Concept Mapping: Understanding Mobile Banking

The second quarter has started, and in our Rapid Ideation and Creative Problem Solving class we are learning how to redesign a mobile banking application.
The first step in our process has been to create a high level Concept Map of the basic activities that entail managing ones money through a mobile app.
I decided to choose my Bank of America mobile application since it is the one that I use the most. I have always had mixed feelings with this application and its web counterpart. The mobile app seems easier to use in some aspects but harder for others, and viceversa.
Before we dived into concept mapping, as a group, we started by brainstorming a bunch of words that we associated with banking. With these words, we created a 2×2 matrix in order to identify relationships between the main features / actions related to banking. The rows & columns with the greater number of interactions/relationships between each other are the ones that I identified as the essential features of the mobile banking activity:
2×2 Banking Matrix
 
Highlight 2x2 matrix

Once I identified these essential features, I translated them into a more digestible visualization – this is how the following “Relationships” Concept Map was created:

Relationships Concept Map (Low Fidelity)

Relationships - concept map

After this first attempt, I switched to Sketch and re-created a high fidelity version of the map:

Relationships Concept Map

%22Relationships%22 Concept Map(no title)

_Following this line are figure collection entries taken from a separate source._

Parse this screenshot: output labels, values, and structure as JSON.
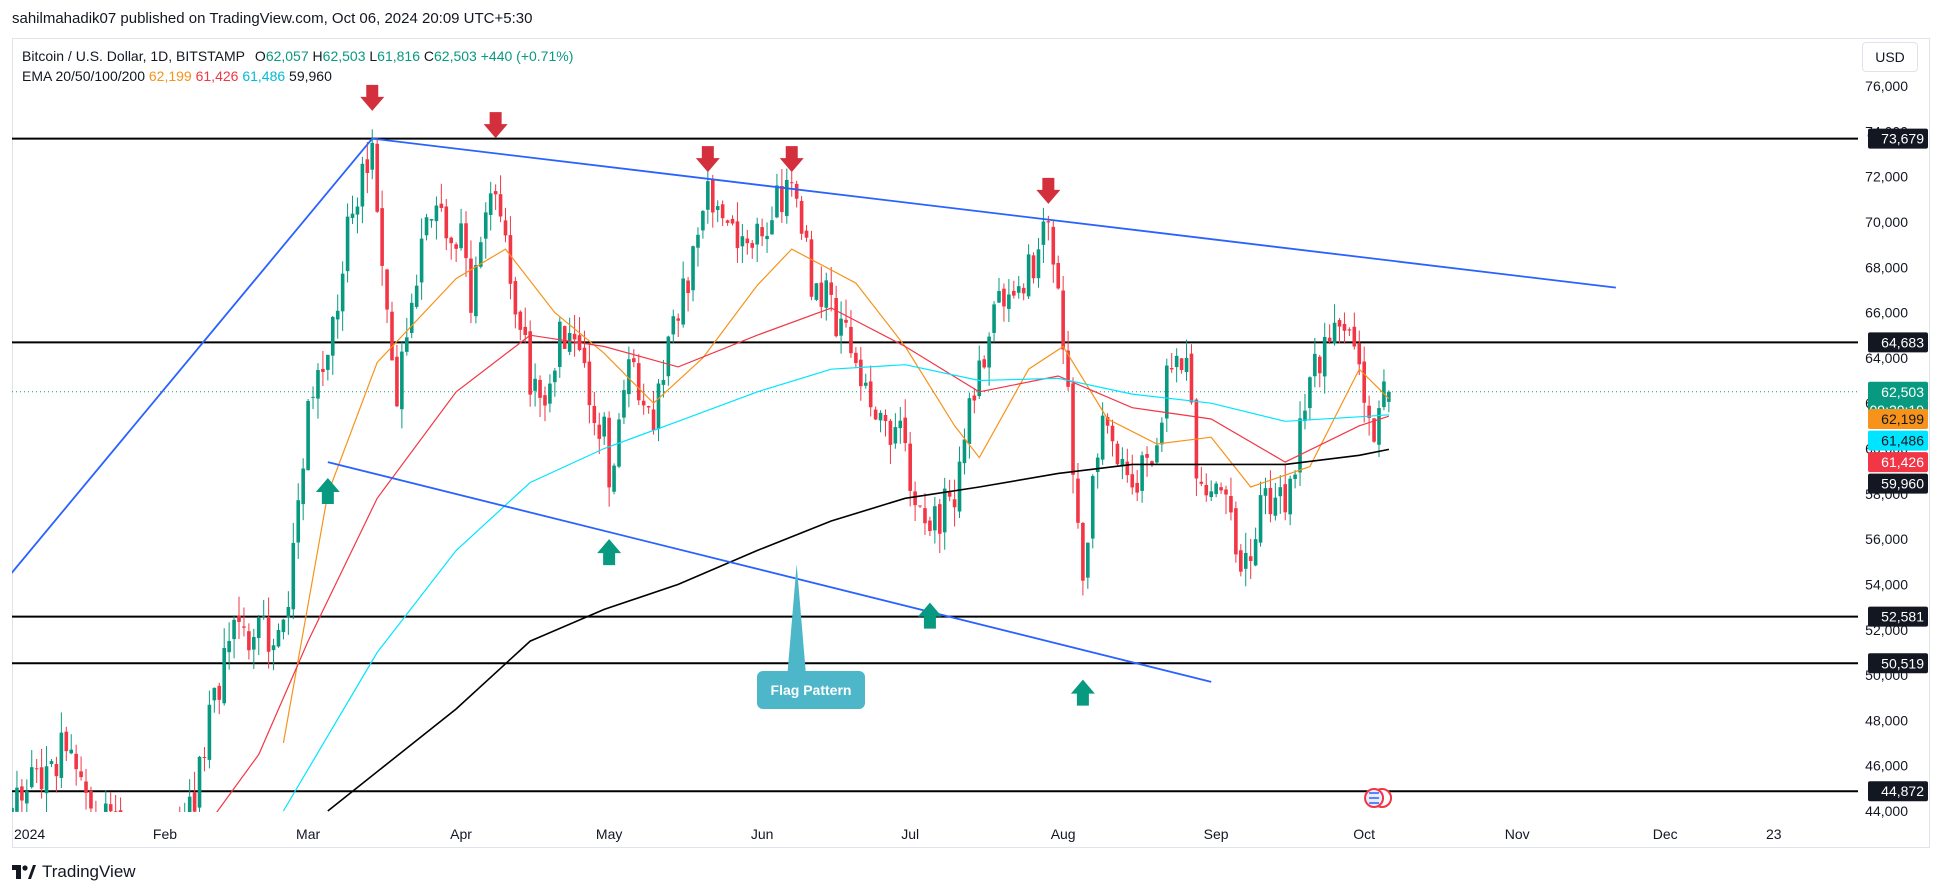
{
  "publisher": "sahilmahadik07 published on TradingView.com, Oct 06, 2024 20:09 UTC+5:30",
  "footer_brand": "TradingView",
  "currency_button": "USD",
  "legend": {
    "title": "Bitcoin / U.S. Dollar, 1D, BITSTAMP",
    "open_label": "O",
    "open": "62,057",
    "high_label": "H",
    "high": "62,503",
    "low_label": "L",
    "low": "61,816",
    "close_label": "C",
    "close": "62,503",
    "change": "+440 (+0.71%)",
    "ema_label": "EMA 20/50/100/200",
    "ema20": "62,199",
    "ema50": "61,426",
    "ema100": "61,486",
    "ema200": "59,960"
  },
  "colors": {
    "up": "#089981",
    "down": "#f23645",
    "ema20": "#f7931a",
    "ema50": "#f23645",
    "ema100": "#00e5ff",
    "ema200": "#000000",
    "trendline": "#2962ff",
    "marker_up": "#089981",
    "marker_down": "#d32f3d",
    "annotation": "#4db6c8"
  },
  "chart_data": {
    "type": "candlestick",
    "symbol": "Bitcoin / U.S. Dollar",
    "interval": "1D",
    "exchange": "BITSTAMP",
    "ylim": [
      44000,
      77000
    ],
    "y_ticks": [
      44000,
      46000,
      48000,
      50000,
      52000,
      54000,
      56000,
      58000,
      60000,
      62000,
      64000,
      66000,
      68000,
      70000,
      72000,
      74000,
      76000
    ],
    "y_tick_labels": [
      "44,000",
      "46,000",
      "48,000",
      "50,000",
      "52,000",
      "54,000",
      "56,000",
      "58,000",
      "60,000",
      "62,000",
      "64,000",
      "66,000",
      "68,000",
      "70,000",
      "72,000",
      "74,000",
      "76,000"
    ],
    "x_range": [
      "2024-01-01",
      "2024-12-31"
    ],
    "x_ticks": [
      "2024-01-01",
      "2024-02-01",
      "2024-03-01",
      "2024-04-01",
      "2024-05-01",
      "2024-06-01",
      "2024-07-01",
      "2024-08-01",
      "2024-09-01",
      "2024-10-01",
      "2024-11-01",
      "2024-12-01",
      "2024-12-23"
    ],
    "x_tick_labels": [
      "2024",
      "Feb",
      "Mar",
      "Apr",
      "May",
      "Jun",
      "Jul",
      "Aug",
      "Sep",
      "Oct",
      "Nov",
      "Dec",
      "23"
    ],
    "price_anchors": [
      [
        "2024-01-01",
        44000
      ],
      [
        "2024-01-12",
        47000
      ],
      [
        "2024-01-14",
        45000
      ],
      [
        "2024-01-22",
        43000
      ],
      [
        "2024-02-05",
        42800
      ],
      [
        "2024-02-09",
        47000
      ],
      [
        "2024-02-15",
        52000
      ],
      [
        "2024-02-25",
        51500
      ],
      [
        "2024-02-28",
        57000
      ],
      [
        "2024-03-01",
        62000
      ],
      [
        "2024-03-05",
        63500
      ],
      [
        "2024-03-08",
        68500
      ],
      [
        "2024-03-12",
        72000
      ],
      [
        "2024-03-14",
        73100
      ],
      [
        "2024-03-19",
        62500
      ],
      [
        "2024-03-23",
        67500
      ],
      [
        "2024-03-26",
        70500
      ],
      [
        "2024-04-01",
        69500
      ],
      [
        "2024-04-03",
        66500
      ],
      [
        "2024-04-08",
        71500
      ],
      [
        "2024-04-12",
        66000
      ],
      [
        "2024-04-17",
        61500
      ],
      [
        "2024-04-21",
        65000
      ],
      [
        "2024-04-25",
        64000
      ],
      [
        "2024-04-30",
        60500
      ],
      [
        "2024-05-01",
        57500
      ],
      [
        "2024-05-05",
        63500
      ],
      [
        "2024-05-10",
        61000
      ],
      [
        "2024-05-15",
        66000
      ],
      [
        "2024-05-20",
        70500
      ],
      [
        "2024-05-21",
        71200
      ],
      [
        "2024-05-28",
        68500
      ],
      [
        "2024-06-05",
        71000
      ],
      [
        "2024-06-07",
        71500
      ],
      [
        "2024-06-11",
        67500
      ],
      [
        "2024-06-18",
        65200
      ],
      [
        "2024-06-24",
        60500
      ],
      [
        "2024-06-28",
        61000
      ],
      [
        "2024-07-05",
        56500
      ],
      [
        "2024-07-10",
        58000
      ],
      [
        "2024-07-15",
        63500
      ],
      [
        "2024-07-21",
        67500
      ],
      [
        "2024-07-26",
        67800
      ],
      [
        "2024-07-29",
        69800
      ],
      [
        "2024-08-01",
        65000
      ],
      [
        "2024-08-05",
        54000
      ],
      [
        "2024-08-07",
        58000
      ],
      [
        "2024-08-09",
        60800
      ],
      [
        "2024-08-14",
        58500
      ],
      [
        "2024-08-19",
        59000
      ],
      [
        "2024-08-23",
        64000
      ],
      [
        "2024-08-26",
        64000
      ],
      [
        "2024-08-28",
        59500
      ],
      [
        "2024-09-03",
        57500
      ],
      [
        "2024-09-06",
        53900
      ],
      [
        "2024-09-10",
        57500
      ],
      [
        "2024-09-16",
        58000
      ],
      [
        "2024-09-20",
        63000
      ],
      [
        "2024-09-27",
        65800
      ],
      [
        "2024-09-30",
        63500
      ],
      [
        "2024-10-02",
        60700
      ],
      [
        "2024-10-06",
        62503
      ]
    ],
    "ema_series": [
      {
        "name": "EMA 20",
        "last": 62199,
        "points": [
          [
            "2024-02-25",
            47000
          ],
          [
            "2024-03-05",
            58000
          ],
          [
            "2024-03-15",
            63800
          ],
          [
            "2024-03-31",
            67500
          ],
          [
            "2024-04-10",
            68800
          ],
          [
            "2024-04-20",
            66000
          ],
          [
            "2024-04-30",
            64200
          ],
          [
            "2024-05-10",
            62000
          ],
          [
            "2024-05-20",
            64000
          ],
          [
            "2024-05-31",
            67200
          ],
          [
            "2024-06-07",
            68800
          ],
          [
            "2024-06-20",
            67300
          ],
          [
            "2024-06-30",
            64500
          ],
          [
            "2024-07-10",
            61000
          ],
          [
            "2024-07-15",
            59600
          ],
          [
            "2024-07-25",
            63500
          ],
          [
            "2024-08-01",
            64500
          ],
          [
            "2024-08-10",
            61300
          ],
          [
            "2024-08-20",
            60200
          ],
          [
            "2024-08-31",
            60500
          ],
          [
            "2024-09-08",
            58300
          ],
          [
            "2024-09-20",
            59200
          ],
          [
            "2024-09-30",
            63500
          ],
          [
            "2024-10-06",
            62199
          ]
        ]
      },
      {
        "name": "EMA 50",
        "last": 61426,
        "points": [
          [
            "2024-02-10",
            43500
          ],
          [
            "2024-02-20",
            46500
          ],
          [
            "2024-03-01",
            51500
          ],
          [
            "2024-03-15",
            57800
          ],
          [
            "2024-03-31",
            62500
          ],
          [
            "2024-04-15",
            65000
          ],
          [
            "2024-04-30",
            64500
          ],
          [
            "2024-05-15",
            63600
          ],
          [
            "2024-05-31",
            65000
          ],
          [
            "2024-06-15",
            66200
          ],
          [
            "2024-06-30",
            64500
          ],
          [
            "2024-07-15",
            62500
          ],
          [
            "2024-07-31",
            63200
          ],
          [
            "2024-08-15",
            61800
          ],
          [
            "2024-08-31",
            61300
          ],
          [
            "2024-09-15",
            59400
          ],
          [
            "2024-09-30",
            61000
          ],
          [
            "2024-10-06",
            61426
          ]
        ]
      },
      {
        "name": "EMA 100",
        "last": 61486,
        "points": [
          [
            "2024-02-25",
            44000
          ],
          [
            "2024-03-15",
            51000
          ],
          [
            "2024-03-31",
            55500
          ],
          [
            "2024-04-15",
            58500
          ],
          [
            "2024-04-30",
            60000
          ],
          [
            "2024-05-15",
            61200
          ],
          [
            "2024-05-31",
            62500
          ],
          [
            "2024-06-15",
            63500
          ],
          [
            "2024-06-30",
            63700
          ],
          [
            "2024-07-15",
            63000
          ],
          [
            "2024-07-31",
            63100
          ],
          [
            "2024-08-15",
            62400
          ],
          [
            "2024-08-31",
            62000
          ],
          [
            "2024-09-15",
            61200
          ],
          [
            "2024-09-30",
            61400
          ],
          [
            "2024-10-06",
            61486
          ]
        ]
      },
      {
        "name": "EMA 200",
        "last": 59960,
        "points": [
          [
            "2024-03-05",
            44000
          ],
          [
            "2024-03-31",
            48500
          ],
          [
            "2024-04-15",
            51500
          ],
          [
            "2024-04-30",
            52900
          ],
          [
            "2024-05-15",
            54000
          ],
          [
            "2024-05-31",
            55500
          ],
          [
            "2024-06-15",
            56800
          ],
          [
            "2024-06-30",
            57800
          ],
          [
            "2024-07-15",
            58300
          ],
          [
            "2024-07-31",
            58900
          ],
          [
            "2024-08-15",
            59300
          ],
          [
            "2024-08-31",
            59300
          ],
          [
            "2024-09-15",
            59300
          ],
          [
            "2024-09-30",
            59700
          ],
          [
            "2024-10-06",
            59960
          ]
        ]
      }
    ],
    "horizontal_levels": [
      73679,
      64683,
      52581,
      50519,
      44872
    ],
    "trendlines": [
      {
        "name": "flag-upper",
        "from": [
          "2024-03-14",
          73679
        ],
        "to": [
          "2024-11-21",
          67100
        ]
      },
      {
        "name": "flag-lower",
        "from": [
          "2024-03-05",
          59400
        ],
        "to": [
          "2024-08-31",
          49700
        ]
      },
      {
        "name": "pole",
        "from": [
          "2023-12-30",
          54000
        ],
        "to": [
          "2024-03-14",
          73679
        ]
      }
    ],
    "resistance_markers": [
      "2024-03-14",
      "2024-04-08",
      "2024-05-21",
      "2024-06-07",
      "2024-07-29"
    ],
    "support_markers": [
      "2024-03-05",
      "2024-05-01",
      "2024-07-05",
      "2024-08-05"
    ],
    "annotation": {
      "text": "Flag Pattern",
      "point_to": [
        "2024-06-08",
        54900
      ]
    },
    "price_labels": [
      {
        "value": "73,679",
        "y": 73679,
        "style": "dark"
      },
      {
        "value": "64,683",
        "y": 64683,
        "style": "dark"
      },
      {
        "value": "62,503",
        "y": 62503,
        "style": "green"
      },
      {
        "value": "09:20:19",
        "y": 61700,
        "style": "green"
      },
      {
        "value": "62,199",
        "y": 61300,
        "style": "orange"
      },
      {
        "value": "61,486",
        "y": 60350,
        "style": "cyan"
      },
      {
        "value": "61,426",
        "y": 59400,
        "style": "red"
      },
      {
        "value": "59,960",
        "y": 58450,
        "style": "dark"
      },
      {
        "value": "52,581",
        "y": 52581,
        "style": "dark"
      },
      {
        "value": "50,519",
        "y": 50519,
        "style": "dark"
      },
      {
        "value": "44,872",
        "y": 44872,
        "style": "dark"
      }
    ],
    "last_price": 62503
  }
}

After our relationships map, we started by “dissecting” the existing application. We did this by taking a screenshot of every single screen on the app. We were to explore features that we had never imagined existed. We ended up with hundreds of screens. This helped us create an understanding of how the flow of the application worked, and it looked something like this:

Existing Screen Inventory 

Screen Shot 2017-10-30 at 11.27.34 AM

We then created a Navigation Information Architecture Concept Map based on the existing application. It got very saturated and complex after a while.

Existing Navigation Information Architecture Map

Existing-BoA

Legend

  • Circle size: I decided to communicate features with higher number of options by enclosing them in a big circle, the more options the feature had, the bigger the circle.
  • Line weight: I also decided to communicate higher frequency of feature use by using a thicker line weight.
  • Dashed circle: Are the customizable features that you can add from “settings”.

After recreating the existing Bank of America mobile application concept map, my understanding of the use of the app was bigger and brighter. I discovered new features I still don’t know if I’m ever going to use, but it also helped me think about possible use case scenarios of how I would go about using the app for a particular situation I were to encounter.

I used this new knowledge to create a redesigned version of the BoA mobile application:

Redesigned - BoA Concept Map

For my redesigned version, I highlighted blue and relocated the areas that I’ve noticed are important and might not currently be in the right place. BoA’s application puts their “Help” button front and center – which stays on the header – so that users can access and type in their questions for self-help. But a more clear placement and wording could guide users accomplish their most common banking tasks in an efficient way.

Bank of America’s mobile application has many features and products that can make it somewhat difficult to navigate, although I attribute the navigation difficulty to a few interactive elements. The app allows for customization which aims to fit different user needs. But this customization capability isn’t immediately obvious and can go unnoticed by many users. I asume this could be especially the case for those users that don’t take the time to explore the capabilities and who just prefer to schedule an appointment at a branch for their needs.

For the rest of this second quarter we will continue working on re-designing our banks mobile application. I’m excited to show the rest of the process!